Нельзя сказать, что это стало неожиданностью. Лагров вспомнил, что был вместе с Ларисой в театре на модном спектакле. Потом позвонил отец, и ему пришлось спешно выбираться из зрительного зала, чтобы не мешать людям. Он не вернулся, забыл о Ларисе. Не удивительно, что она решила выяснить, куда он запропастился.
— Ну и где ты? — спросила Лариса. — А то получилось как в известной песне: «Зачем-то мигнул и пропал».
— Прости. Тут все так завертелось.
— Завертелось у него. А предупредить меня? Я все-таки волнуюсь. Муж пропал.
— Прости, не сообразил.
— Да что у тебя случилось?
— Дела. Важные дела.
— Не болтай, мне ли не знать про твою мифическую занятость, — разозлилась Лариса. — У тебя есть только одно действительно важное дело — разобраться со своим отцом. Все остальное не стоит того, чтобы срывать культпоход в театр.
— Согласен. Собственно, я у отца. Мы разговариваем.

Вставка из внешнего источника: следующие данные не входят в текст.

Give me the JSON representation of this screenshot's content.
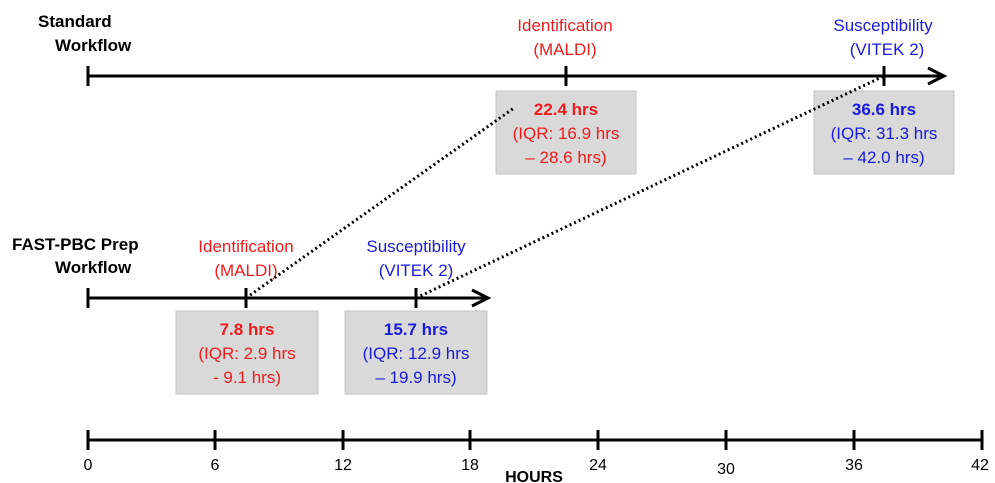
{
  "colors": {
    "red": "#ee1c1c",
    "blue": "#1a1adc",
    "box_fill": "#d9d9d9",
    "line": "#000000"
  },
  "standard": {
    "label_line1": "Standard",
    "label_line2": "Workflow",
    "identification": {
      "title_line1": "Identification",
      "title_line2": "(MALDI)",
      "hours": 22.4,
      "value": "22.4 hrs",
      "iqr_line1": "(IQR: 16.9 hrs",
      "iqr_line2": "– 28.6 hrs)"
    },
    "susceptibility": {
      "title_line1": "Susceptibility",
      "title_line2": "(VITEK 2)",
      "hours": 36.6,
      "value": "36.6 hrs",
      "iqr_line1": "(IQR: 31.3 hrs",
      "iqr_line2": "– 42.0 hrs)"
    }
  },
  "fast": {
    "label_line1": "FAST-PBC Prep",
    "label_line2": "Workflow",
    "identification": {
      "title_line1": "Identification",
      "title_line2": "(MALDI)",
      "hours": 7.8,
      "value": "7.8 hrs",
      "iqr_line1": "(IQR: 2.9 hrs",
      "iqr_line2": "- 9.1 hrs)"
    },
    "susceptibility": {
      "title_line1": "Susceptibility",
      "title_line2": "(VITEK 2)",
      "hours": 15.7,
      "value": "15.7 hrs",
      "iqr_line1": "(IQR: 12.9 hrs",
      "iqr_line2": "– 19.9 hrs)"
    }
  },
  "axis": {
    "title": "HOURS",
    "ticks": [
      "0",
      "6",
      "12",
      "18",
      "24",
      "30",
      "36",
      "42"
    ]
  }
}
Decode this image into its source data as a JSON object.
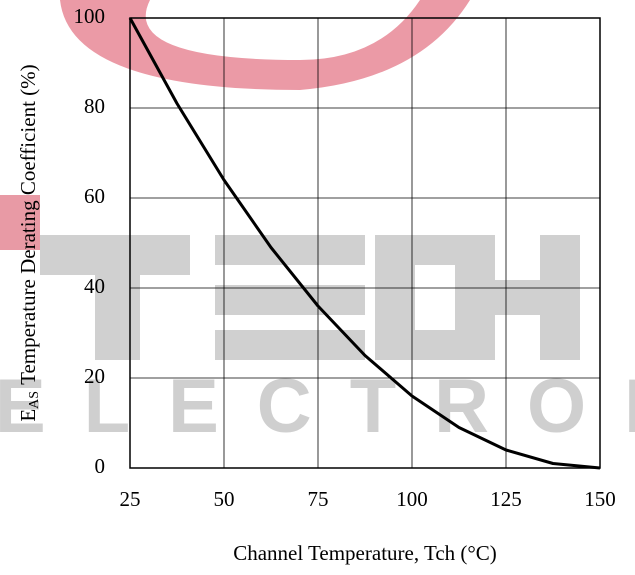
{
  "chart_data": {
    "type": "line",
    "x": [
      25,
      37.5,
      50,
      62.5,
      75,
      87.5,
      100,
      112.5,
      125,
      137.5,
      150
    ],
    "values": [
      100,
      81,
      64,
      49,
      36,
      25,
      16,
      9,
      4,
      1,
      0
    ],
    "color": "#000000",
    "xlim": [
      25,
      150
    ],
    "xticks": [
      25,
      50,
      75,
      100,
      125,
      150
    ],
    "ylim": [
      0,
      100
    ],
    "yticks": [
      0,
      20,
      40,
      60,
      80,
      100
    ],
    "grid": true,
    "x_label": "Channel Temperature, Tch  (°C)",
    "y_label": {
      "base": "E",
      "subscript": "AS",
      "text": "Temperature Derating Coefficient  (%)"
    },
    "watermark": "ELECTRONIC"
  }
}
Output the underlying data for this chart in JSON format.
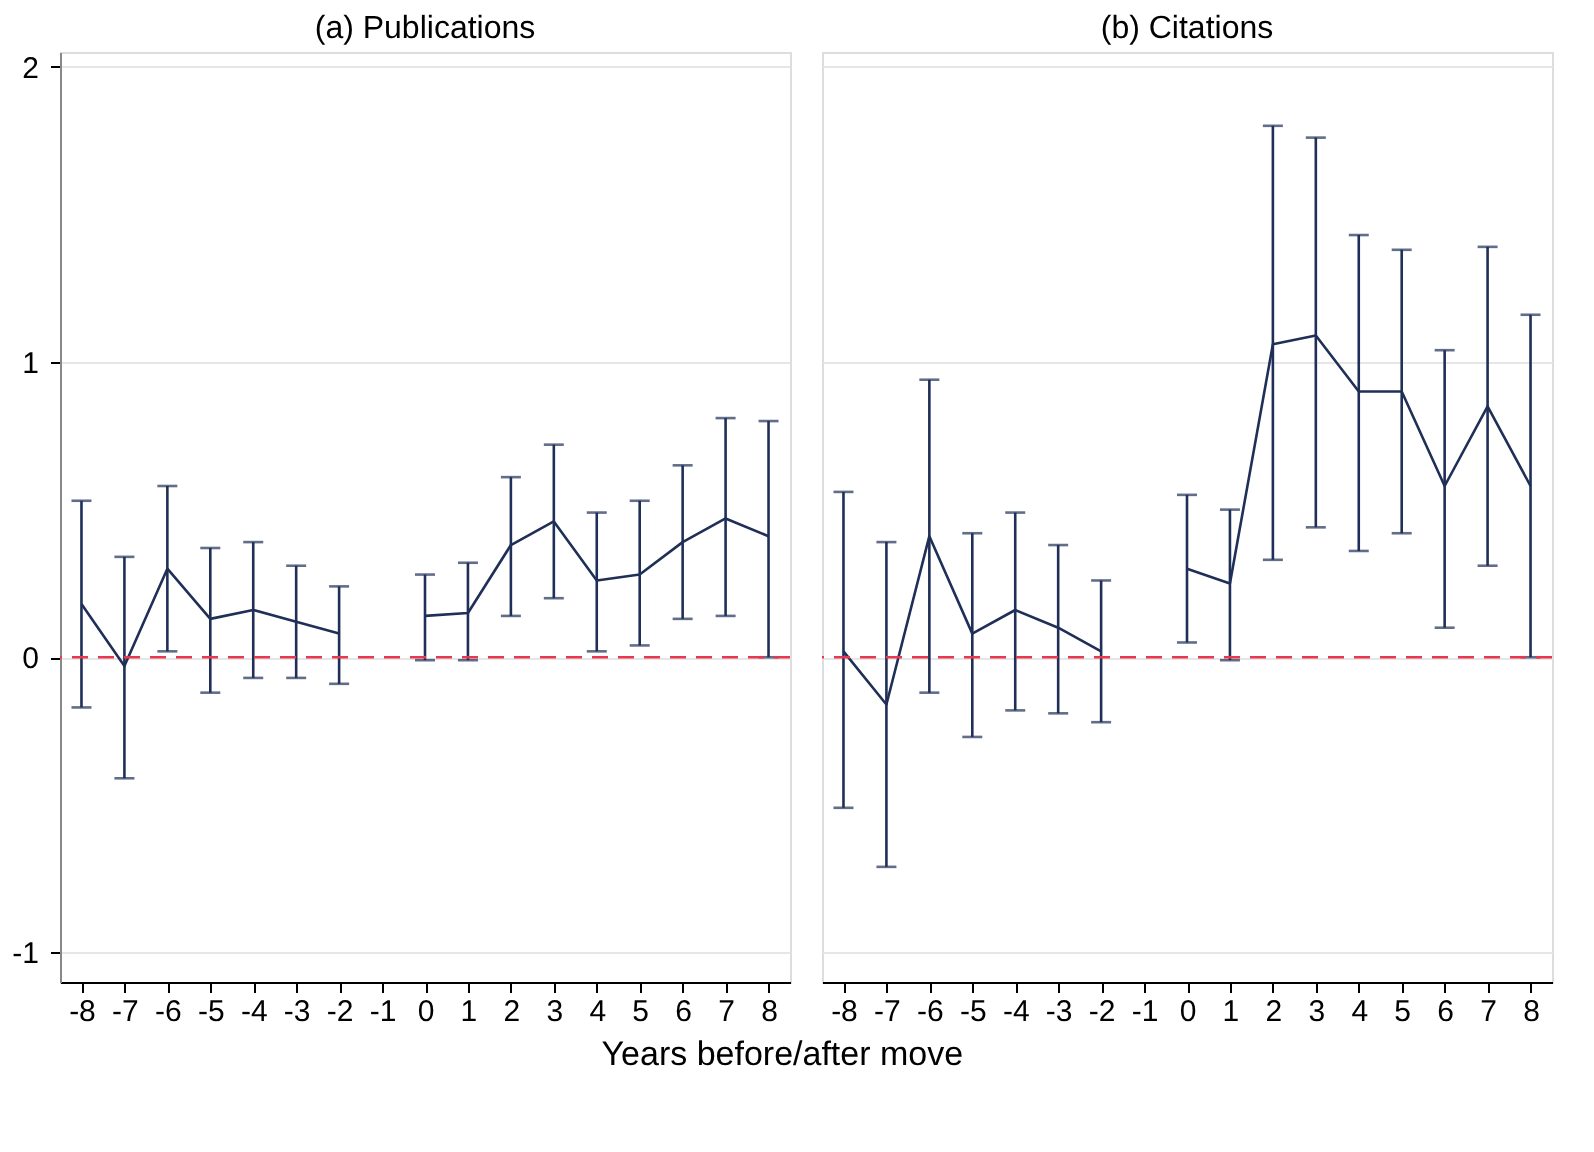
{
  "chart_data": [
    {
      "type": "line",
      "title": "(a) Publications",
      "xlabel": "Years before/after move",
      "x": [
        -8,
        -7,
        -6,
        -5,
        -4,
        -3,
        -2,
        -1,
        0,
        1,
        2,
        3,
        4,
        5,
        6,
        7,
        8
      ],
      "series": [
        {
          "color": "#1f2f57",
          "values": [
            0.18,
            -0.03,
            0.3,
            0.13,
            0.16,
            0.12,
            0.08,
            null,
            0.14,
            0.15,
            0.38,
            0.46,
            0.26,
            0.28,
            0.39,
            0.47,
            0.41
          ],
          "errors": [
            [
              -0.17,
              0.53
            ],
            [
              -0.41,
              0.34
            ],
            [
              0.02,
              0.58
            ],
            [
              -0.12,
              0.37
            ],
            [
              -0.07,
              0.39
            ],
            [
              -0.07,
              0.31
            ],
            [
              -0.09,
              0.24
            ],
            null,
            [
              -0.01,
              0.28
            ],
            [
              -0.01,
              0.32
            ],
            [
              0.14,
              0.61
            ],
            [
              0.2,
              0.72
            ],
            [
              0.02,
              0.49
            ],
            [
              0.04,
              0.53
            ],
            [
              0.13,
              0.65
            ],
            [
              0.14,
              0.81
            ],
            [
              0.0,
              0.8
            ]
          ]
        }
      ],
      "xlim": [
        -8.5,
        8.5
      ],
      "xticks": [
        -8,
        -7,
        -6,
        -5,
        -4,
        -3,
        -2,
        -1,
        0,
        1,
        2,
        3,
        4,
        5,
        6,
        7,
        8
      ],
      "ylim": [
        -1.1,
        2.05
      ],
      "yticks": [
        -1,
        0,
        1,
        2
      ],
      "grid": "y",
      "marker": "none",
      "line_style": "solid",
      "ref_lines": [
        {
          "axis": "y",
          "value": 0,
          "color": "#e8384f",
          "line_style": "dashed"
        }
      ]
    },
    {
      "type": "line",
      "title": "(b) Citations",
      "x": [
        -8,
        -7,
        -6,
        -5,
        -4,
        -3,
        -2,
        -1,
        0,
        1,
        2,
        3,
        4,
        5,
        6,
        7,
        8
      ],
      "series": [
        {
          "color": "#1f2f57",
          "values": [
            0.02,
            -0.16,
            0.41,
            0.08,
            0.16,
            0.1,
            0.02,
            null,
            0.3,
            0.25,
            1.06,
            1.09,
            0.9,
            0.9,
            0.58,
            0.85,
            0.58
          ],
          "errors": [
            [
              -0.51,
              0.56
            ],
            [
              -0.71,
              0.39
            ],
            [
              -0.12,
              0.94
            ],
            [
              -0.27,
              0.42
            ],
            [
              -0.18,
              0.49
            ],
            [
              -0.19,
              0.38
            ],
            [
              -0.22,
              0.26
            ],
            null,
            [
              0.05,
              0.55
            ],
            [
              -0.01,
              0.5
            ],
            [
              0.33,
              1.8
            ],
            [
              0.44,
              1.76
            ],
            [
              0.36,
              1.43
            ],
            [
              0.42,
              1.38
            ],
            [
              0.1,
              1.04
            ],
            [
              0.31,
              1.39
            ],
            [
              0.0,
              1.16
            ]
          ]
        }
      ],
      "xlim": [
        -8.5,
        8.5
      ],
      "xticks": [
        -8,
        -7,
        -6,
        -5,
        -4,
        -3,
        -2,
        -1,
        0,
        1,
        2,
        3,
        4,
        5,
        6,
        7,
        8
      ],
      "ylim": [
        -1.1,
        2.05
      ],
      "yticks": [
        -1,
        0,
        1,
        2
      ],
      "grid": "y",
      "marker": "none",
      "line_style": "solid",
      "tick_labels": "x",
      "ref_lines": [
        {
          "axis": "y",
          "value": 0,
          "color": "#e8384f",
          "line_style": "dashed"
        }
      ]
    }
  ]
}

— Ты уже добился от него согласия? Все в порядке?
— Мы только начали. Ты нам мешаешь.
— Хорошо. Не затягивай. Долгие переговоры, большие слезки. Быстрее сделаешь, быстрее освободишься. Стань, наконец, мужиком!
— Не сомневайся.
Неимоверная грусть внезапно обрушилась на Лагрова. Лариса нашла неудачное время для звонка. Его решимость пожертвовать отцом ради будущего ребенка испарилась, как утренняя роса. Дело было не в том, что ребенок будет хуже отца. Оказалось, что нет никакого резона сравнивать двух этих людей. Они оба, отец и не рожденное еще дитя, были ему дороги. Лагров неожиданно для себя понял, что думает о них, не как о существах, способных принести ему пользу или выгоду. Речь шла о родных людях. От них он готов был терпеть ругань и несправедливость. Ради них, если бы возникла такая надобность, он бы без колебаний пожертвовал блестящей карьерой и большими деньгами. Сделал бы это с легкостью, недостойной современного человека. Он впервые подумал об отце не как о носителе определенных знаний и умений, обладателе несносного характера и давно отживших представлениях о мире. Не как о зануде и педанте. Только как о своем отце. И если его вдруг не станет, он, Лагров, останется сиротой. Как бы смешно это сейчас не звучало. Он потеряет своего отца. Навсегда. Не станет человека, который имеет законное право называть его своим сыном. Не с кем будет вести не имеющие практической пользы разговоры о настоящей науке и морали. Никто больше не спросит с искренним интересом: «Как твое здоровье, сын»?
Что там ни говори, а откровенных бесед с отцом ему будет не хватать. Лариса — хорошая женщина, но излишне прагматичная и целеустремленная. Иногда это раздражает.
Отца терять не хотелось. Его можно и нужно ругать и спорить с ним необходимо, но возможно это только пока он жив.
— Все равно придется решать нашу проблему, — сказал Лагров тихо.
— Я уже решил ее, — ответил отец и грустно улыбнулся.
Он стоял возле открытого окна, разглядывая далеко внизу огни мелькавших машин. Лагрову показалось, что он прощается с любимым городом. Внезапно ему стало ясно, как намеревается поступить отец. Вот сейчас он оттолкнется, взмахнет руками и отправится в последний полет. Выполнит свой долг перед не родившимся еще малышом. Ждать осталось недолго. Сейчас попрощается со своим сыном и прыгнет.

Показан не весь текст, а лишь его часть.